If your OCR results contain errors, several factors may be contributing. Scan quality is the most important: 300 DPI minimum, clean white background, no skew, and no dark borders from the scanner lid improve accuracy significantly. If you can re-scan the document, doing so at higher resolution and better lighting will produce better OCR than any post-processing. For existing poor-quality scans, some pre-processing before OCR can help: deskewing (straightening a skewed scan), binarization (converting to pure black and white), and denoising (removing scanner artifacts). These operations are available in image editing software (GIMP, ImageMagick) and some dedicated document scanning apps. After pre-processing, run OCR again and compare results. For handwritten content, Tesseract's accuracy is limited — specialized handwriting recognition tools or cloud OCR services (Google Cloud Vision, Amazon Textract) perform better.

Frequently Asked Questions

How do I know if my PDF is searchable or a scan?

Try to select and copy text in your PDF viewer. If you can highlight individual words and copy them to the clipboard, the PDF contains embedded text and is searchable. If you can't select text at all, or if you can only select the entire page as an image, the PDF is a scan with no embedded text. Another test: search for a word you can see in the document using Ctrl+F — if it finds the word, the PDF is searchable; if it finds nothing, it's image-based.

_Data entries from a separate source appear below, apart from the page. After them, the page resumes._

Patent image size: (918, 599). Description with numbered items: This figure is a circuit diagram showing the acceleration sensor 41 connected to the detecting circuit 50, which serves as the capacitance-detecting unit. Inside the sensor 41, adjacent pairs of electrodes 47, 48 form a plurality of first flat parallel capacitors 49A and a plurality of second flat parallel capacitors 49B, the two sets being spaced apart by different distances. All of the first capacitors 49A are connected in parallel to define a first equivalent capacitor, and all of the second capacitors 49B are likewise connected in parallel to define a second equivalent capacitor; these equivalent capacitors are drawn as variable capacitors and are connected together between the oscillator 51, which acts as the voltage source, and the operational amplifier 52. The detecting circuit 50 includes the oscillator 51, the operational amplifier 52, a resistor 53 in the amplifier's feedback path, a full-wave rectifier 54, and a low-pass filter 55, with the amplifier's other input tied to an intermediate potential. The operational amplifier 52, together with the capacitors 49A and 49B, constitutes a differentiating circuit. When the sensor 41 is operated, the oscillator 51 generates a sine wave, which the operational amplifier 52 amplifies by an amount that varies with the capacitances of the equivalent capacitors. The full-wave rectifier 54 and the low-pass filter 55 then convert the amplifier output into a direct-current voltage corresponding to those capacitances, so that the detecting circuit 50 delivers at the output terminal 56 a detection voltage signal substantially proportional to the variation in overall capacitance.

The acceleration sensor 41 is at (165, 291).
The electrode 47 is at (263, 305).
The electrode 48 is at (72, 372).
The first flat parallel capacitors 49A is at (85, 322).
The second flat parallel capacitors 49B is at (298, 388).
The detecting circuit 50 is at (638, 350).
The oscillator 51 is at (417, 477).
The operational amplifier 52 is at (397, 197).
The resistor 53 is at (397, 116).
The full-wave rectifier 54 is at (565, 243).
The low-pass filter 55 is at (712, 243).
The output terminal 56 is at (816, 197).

How accurate is OCR for old or poor-quality scanned documents?

OCR accuracy for clean, modern printed documents at 300 DPI is typically 97–99% — meaning roughly 1–3 errors per 100 characters. For older documents with faded ink, yellowed paper, or damaged pages, accuracy can drop to 80–90%, requiring significant manual correction. For very old documents with obsolete typefaces or archaic spelling, accuracy may be lower still. For important documents requiring high accuracy, plan for a proofreading pass after OCR extraction.

Can I extract text from a password-protected PDF?

If a PDF has a user password (required to open the file), you must enter that password before any text extraction can occur. If you have the password and the document is otherwise a normal searchable PDF, any PDF-to-text tool can extract the text once the password is entered. If the PDF has content restrictions (owner password preventing copying), some tools will still extract text for legitimate use. If you own the document and need to remove restrictions to extract text, LazyPDF's unlock tool can help if you have the appropriate access rights.